Grouper have an excellent taste with white, a little red boneless flesh. Other methods of cooking Grouper are barbecuing, grilling, stewing, frying, deep frying, braising or use in soups.

Buying and Storing Tips:

Remember, the fishmonger's job is to sell fish. Trust is fine, but keep your eyes open. Trust your senses, first of all smell: A fresh fish won't smell fishy. Look at the scales. They should be bright, and colorful. If the fish looks dull it's old. Touch the fish. It should feel firm, not soft, and your fingertip shouldn't leave an impression. Look the fish in the eyes. They should be clear and dark, as if it's looking back at you. No white at all. Check the gills. They should be bright red. Nor should most fish feel or look slimy. Storage: Store whole fish up to 2 days refrigerated.

How to Fillet a Grouper:

Scale the fish if you plan on keeping the skin on. Staring at the tail, run the dull side of your knife backwards along the fish. Scraping the fish in short strokes, taking care to remove all the scales. If you plan on removing the skin, scaling isn’t necessary.
Cut the fish behind the gills down to the backbone. Hold the knife towards the head at an angle to keep the most meat on the fillet.
Slide your knife down along the fish’s spine all the way to the tail. Take care to keep the knife as close to the backbone as possible to not waste any of the meat.
Lay the fillet skin side down on the table. To remove the skin, slide your knife between the meat and skin and work your knife back and forth until you reach the end of the fillet.
Place your knife under the ribs attached to the fillet. Cut the ribs off by sliding your knife under them and cutting them out from top to bottom. Use pliers to remove any remaining rib bones.
Rinse the fillets with clean water to remove any debris.

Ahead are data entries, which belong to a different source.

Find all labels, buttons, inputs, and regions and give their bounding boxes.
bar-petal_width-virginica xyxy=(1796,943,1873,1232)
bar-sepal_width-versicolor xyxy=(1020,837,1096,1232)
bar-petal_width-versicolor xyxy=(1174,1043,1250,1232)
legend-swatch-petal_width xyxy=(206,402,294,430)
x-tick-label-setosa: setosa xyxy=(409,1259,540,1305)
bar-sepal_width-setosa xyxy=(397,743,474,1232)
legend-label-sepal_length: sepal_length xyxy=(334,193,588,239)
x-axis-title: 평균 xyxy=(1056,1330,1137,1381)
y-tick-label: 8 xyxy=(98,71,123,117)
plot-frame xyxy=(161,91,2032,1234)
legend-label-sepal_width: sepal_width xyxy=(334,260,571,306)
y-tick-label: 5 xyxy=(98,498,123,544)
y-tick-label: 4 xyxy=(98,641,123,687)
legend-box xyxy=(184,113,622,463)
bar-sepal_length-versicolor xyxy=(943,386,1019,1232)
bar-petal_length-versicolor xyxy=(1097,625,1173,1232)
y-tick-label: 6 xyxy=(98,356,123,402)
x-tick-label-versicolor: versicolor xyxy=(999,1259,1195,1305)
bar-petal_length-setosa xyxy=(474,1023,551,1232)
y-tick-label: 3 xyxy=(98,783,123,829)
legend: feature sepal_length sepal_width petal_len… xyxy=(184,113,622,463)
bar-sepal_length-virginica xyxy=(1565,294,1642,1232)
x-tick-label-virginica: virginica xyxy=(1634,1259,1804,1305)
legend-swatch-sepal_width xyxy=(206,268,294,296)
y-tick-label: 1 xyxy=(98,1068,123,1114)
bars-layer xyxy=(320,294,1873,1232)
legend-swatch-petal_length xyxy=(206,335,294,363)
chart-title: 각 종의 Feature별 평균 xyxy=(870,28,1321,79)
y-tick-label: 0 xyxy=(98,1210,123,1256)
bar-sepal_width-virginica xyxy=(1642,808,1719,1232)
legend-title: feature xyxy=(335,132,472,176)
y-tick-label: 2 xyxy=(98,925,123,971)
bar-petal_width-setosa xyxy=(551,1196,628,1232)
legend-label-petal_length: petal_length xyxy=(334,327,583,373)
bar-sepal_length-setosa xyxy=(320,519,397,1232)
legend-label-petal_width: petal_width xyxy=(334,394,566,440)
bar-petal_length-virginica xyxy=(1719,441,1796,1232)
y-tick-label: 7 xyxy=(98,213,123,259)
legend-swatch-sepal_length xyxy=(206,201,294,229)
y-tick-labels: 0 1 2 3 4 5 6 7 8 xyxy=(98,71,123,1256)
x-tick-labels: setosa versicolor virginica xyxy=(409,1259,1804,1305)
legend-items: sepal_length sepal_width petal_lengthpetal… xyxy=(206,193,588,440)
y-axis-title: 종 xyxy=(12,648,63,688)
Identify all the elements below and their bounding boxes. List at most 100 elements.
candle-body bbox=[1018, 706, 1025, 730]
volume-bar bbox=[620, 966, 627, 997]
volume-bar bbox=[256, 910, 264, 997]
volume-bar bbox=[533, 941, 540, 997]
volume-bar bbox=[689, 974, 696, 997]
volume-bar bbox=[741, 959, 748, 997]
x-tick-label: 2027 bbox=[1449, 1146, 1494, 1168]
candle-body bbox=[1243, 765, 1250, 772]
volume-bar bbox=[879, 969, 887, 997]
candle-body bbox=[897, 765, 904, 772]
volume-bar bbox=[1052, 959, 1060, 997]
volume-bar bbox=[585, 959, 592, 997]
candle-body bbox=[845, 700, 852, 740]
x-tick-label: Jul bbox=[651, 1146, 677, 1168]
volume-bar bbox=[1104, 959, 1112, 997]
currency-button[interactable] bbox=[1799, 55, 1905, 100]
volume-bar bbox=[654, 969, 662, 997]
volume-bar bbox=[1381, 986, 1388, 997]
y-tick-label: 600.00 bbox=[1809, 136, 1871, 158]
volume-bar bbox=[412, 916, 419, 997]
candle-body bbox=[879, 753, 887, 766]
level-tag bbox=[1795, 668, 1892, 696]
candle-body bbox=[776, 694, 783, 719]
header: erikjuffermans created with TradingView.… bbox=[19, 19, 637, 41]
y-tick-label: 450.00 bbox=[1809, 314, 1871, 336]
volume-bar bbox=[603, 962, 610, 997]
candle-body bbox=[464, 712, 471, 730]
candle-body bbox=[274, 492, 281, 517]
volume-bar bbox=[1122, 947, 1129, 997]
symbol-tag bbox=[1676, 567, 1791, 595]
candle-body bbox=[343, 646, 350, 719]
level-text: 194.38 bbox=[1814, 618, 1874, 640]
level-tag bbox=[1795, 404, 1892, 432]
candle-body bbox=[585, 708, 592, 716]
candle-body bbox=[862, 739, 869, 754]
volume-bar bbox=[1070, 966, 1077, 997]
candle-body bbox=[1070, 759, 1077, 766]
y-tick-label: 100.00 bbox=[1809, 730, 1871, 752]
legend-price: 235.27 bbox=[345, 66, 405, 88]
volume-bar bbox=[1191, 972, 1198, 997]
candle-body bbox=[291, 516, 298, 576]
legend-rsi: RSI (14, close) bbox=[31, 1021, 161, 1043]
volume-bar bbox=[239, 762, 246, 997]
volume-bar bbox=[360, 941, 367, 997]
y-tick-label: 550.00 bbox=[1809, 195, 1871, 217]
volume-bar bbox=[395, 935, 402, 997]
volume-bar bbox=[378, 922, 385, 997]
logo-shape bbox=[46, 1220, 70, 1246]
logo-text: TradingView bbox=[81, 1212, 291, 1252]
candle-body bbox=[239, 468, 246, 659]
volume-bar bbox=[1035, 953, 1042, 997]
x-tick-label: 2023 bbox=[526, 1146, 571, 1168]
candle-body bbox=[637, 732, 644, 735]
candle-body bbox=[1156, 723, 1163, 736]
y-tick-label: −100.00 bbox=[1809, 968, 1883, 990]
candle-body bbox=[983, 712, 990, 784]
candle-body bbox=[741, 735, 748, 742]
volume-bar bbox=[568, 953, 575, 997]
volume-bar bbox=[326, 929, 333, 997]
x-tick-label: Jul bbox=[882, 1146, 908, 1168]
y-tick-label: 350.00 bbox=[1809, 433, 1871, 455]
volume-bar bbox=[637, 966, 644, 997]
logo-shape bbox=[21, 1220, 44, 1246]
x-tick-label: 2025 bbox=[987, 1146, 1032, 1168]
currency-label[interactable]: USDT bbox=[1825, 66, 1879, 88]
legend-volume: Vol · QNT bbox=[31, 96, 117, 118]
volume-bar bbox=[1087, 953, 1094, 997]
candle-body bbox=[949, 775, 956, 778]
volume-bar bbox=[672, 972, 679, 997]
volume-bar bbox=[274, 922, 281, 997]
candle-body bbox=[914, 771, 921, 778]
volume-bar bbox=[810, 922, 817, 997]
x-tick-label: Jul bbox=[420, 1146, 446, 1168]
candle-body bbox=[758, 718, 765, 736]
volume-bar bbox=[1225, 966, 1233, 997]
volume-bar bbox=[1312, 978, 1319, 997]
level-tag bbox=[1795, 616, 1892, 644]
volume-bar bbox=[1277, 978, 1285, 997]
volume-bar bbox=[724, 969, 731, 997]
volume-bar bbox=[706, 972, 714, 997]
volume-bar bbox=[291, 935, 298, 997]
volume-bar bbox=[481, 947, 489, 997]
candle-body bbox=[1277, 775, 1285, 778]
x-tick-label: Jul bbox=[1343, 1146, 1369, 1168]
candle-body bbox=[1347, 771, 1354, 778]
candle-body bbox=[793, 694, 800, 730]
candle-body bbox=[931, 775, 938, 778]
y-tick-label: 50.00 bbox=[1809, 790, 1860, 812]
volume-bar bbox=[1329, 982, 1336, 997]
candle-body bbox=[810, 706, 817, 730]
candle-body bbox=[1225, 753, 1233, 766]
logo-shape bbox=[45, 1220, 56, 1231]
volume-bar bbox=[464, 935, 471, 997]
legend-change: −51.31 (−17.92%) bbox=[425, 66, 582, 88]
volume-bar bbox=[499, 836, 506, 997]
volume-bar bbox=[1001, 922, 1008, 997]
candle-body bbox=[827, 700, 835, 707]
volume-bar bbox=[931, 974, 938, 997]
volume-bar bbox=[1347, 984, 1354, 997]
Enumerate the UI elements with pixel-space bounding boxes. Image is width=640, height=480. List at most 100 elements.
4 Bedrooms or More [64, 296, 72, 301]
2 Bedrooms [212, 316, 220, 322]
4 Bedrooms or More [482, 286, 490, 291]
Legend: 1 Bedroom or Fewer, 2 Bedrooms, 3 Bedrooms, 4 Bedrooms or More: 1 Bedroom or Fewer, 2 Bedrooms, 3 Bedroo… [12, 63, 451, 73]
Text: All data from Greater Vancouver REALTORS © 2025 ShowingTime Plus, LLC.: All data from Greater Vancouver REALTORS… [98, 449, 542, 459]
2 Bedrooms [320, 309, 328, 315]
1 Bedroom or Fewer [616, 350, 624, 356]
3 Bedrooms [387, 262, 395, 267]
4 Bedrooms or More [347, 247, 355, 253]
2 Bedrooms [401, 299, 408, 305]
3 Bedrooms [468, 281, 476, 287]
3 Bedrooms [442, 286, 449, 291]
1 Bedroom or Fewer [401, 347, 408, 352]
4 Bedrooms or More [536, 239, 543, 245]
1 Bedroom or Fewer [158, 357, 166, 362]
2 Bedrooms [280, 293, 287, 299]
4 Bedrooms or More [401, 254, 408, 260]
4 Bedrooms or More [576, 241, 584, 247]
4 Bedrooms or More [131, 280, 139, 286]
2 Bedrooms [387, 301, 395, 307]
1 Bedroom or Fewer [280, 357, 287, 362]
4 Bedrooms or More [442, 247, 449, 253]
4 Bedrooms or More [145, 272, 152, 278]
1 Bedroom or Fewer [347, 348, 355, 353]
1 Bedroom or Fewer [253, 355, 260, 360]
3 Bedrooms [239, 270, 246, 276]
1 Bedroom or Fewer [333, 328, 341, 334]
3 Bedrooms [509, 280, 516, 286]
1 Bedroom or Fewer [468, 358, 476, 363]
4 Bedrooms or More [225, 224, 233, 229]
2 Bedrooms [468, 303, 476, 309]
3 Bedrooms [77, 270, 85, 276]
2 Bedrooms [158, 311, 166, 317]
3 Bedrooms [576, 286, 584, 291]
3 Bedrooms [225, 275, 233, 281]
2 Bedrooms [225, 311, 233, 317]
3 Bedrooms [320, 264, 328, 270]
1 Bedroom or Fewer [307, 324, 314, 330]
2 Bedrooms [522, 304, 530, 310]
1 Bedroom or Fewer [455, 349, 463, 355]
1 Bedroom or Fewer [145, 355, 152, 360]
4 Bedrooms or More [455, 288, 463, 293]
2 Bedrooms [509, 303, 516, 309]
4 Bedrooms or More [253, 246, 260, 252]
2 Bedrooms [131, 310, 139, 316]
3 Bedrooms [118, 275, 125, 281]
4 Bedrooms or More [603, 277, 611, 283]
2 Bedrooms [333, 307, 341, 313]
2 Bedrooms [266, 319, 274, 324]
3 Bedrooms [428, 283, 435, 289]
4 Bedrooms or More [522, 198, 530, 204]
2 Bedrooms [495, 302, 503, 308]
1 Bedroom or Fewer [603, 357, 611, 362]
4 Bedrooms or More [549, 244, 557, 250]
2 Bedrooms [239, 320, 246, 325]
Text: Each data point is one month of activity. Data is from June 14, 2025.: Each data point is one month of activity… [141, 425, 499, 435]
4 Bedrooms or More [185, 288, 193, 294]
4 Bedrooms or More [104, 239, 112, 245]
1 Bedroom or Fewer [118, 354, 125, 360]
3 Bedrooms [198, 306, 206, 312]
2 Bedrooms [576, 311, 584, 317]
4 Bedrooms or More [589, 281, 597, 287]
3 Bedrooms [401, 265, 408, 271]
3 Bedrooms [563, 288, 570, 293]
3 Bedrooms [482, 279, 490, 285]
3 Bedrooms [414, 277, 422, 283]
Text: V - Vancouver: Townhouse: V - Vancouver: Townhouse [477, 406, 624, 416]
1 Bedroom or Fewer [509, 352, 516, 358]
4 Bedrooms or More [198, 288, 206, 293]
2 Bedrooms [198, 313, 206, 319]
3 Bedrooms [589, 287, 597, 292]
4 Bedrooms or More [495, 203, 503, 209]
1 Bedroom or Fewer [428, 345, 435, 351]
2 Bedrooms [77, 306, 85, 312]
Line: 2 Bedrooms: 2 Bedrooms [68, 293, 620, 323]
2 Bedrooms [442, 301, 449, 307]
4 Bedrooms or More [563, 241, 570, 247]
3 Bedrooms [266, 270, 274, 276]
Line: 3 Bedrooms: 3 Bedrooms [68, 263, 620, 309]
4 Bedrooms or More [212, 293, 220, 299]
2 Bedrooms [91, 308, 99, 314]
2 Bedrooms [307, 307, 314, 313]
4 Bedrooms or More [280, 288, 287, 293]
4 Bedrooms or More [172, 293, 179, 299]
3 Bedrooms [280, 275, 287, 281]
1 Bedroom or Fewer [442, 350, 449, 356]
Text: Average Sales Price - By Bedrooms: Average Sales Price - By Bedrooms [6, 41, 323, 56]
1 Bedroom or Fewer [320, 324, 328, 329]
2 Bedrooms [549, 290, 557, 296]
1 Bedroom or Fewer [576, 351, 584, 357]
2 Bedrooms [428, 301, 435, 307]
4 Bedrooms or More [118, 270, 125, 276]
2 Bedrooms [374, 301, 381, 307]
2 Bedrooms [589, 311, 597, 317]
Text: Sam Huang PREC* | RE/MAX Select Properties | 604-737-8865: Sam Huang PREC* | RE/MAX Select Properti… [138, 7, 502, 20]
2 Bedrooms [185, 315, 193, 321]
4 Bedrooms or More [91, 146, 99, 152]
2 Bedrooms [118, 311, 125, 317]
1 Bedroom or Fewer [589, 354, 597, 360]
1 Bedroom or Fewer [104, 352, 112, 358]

Place them in a freezer bag and freeze if you will be storing them, or cook them immediately to get the most from the freshly filleted Grouper.

Nutrition Value:

The large, white-flaked flesh contains no intramuscular bones. The skin is tough and strongly flavored and should be removed during cleaning. The extra lean white meat is firm and moist with large flake and a sweet, mild flavor. Nutritional Value Per Serving: For approximately 4 ounces (114 grams) of raw, edible portions: Calories 110, Calories From Fat 20, Total Fat 2g, Saturated Fat 0g, Trans Fatty Acid 0, Cholesterol 55mg, Sodium 65mg, Total Carbohydrates 0g, Protein 23g, Omega 3 Fatty Acid 0.26g.



Substitutes for Grouper:

Black Sea Bass, Red Snapper, Striped Bass

Notes:

They are the most important species in the sport and commercial fisheries of the southeast coast of the USA and in the Gulf of Mexico. They are also very common in the recreational fishery. The meat generates a fairly high price and is considered very good quality. They could be caught with hook-and-line and in traps using Drifting, Still Fishing or Trolling and considered best sporting game quality of the Groupers.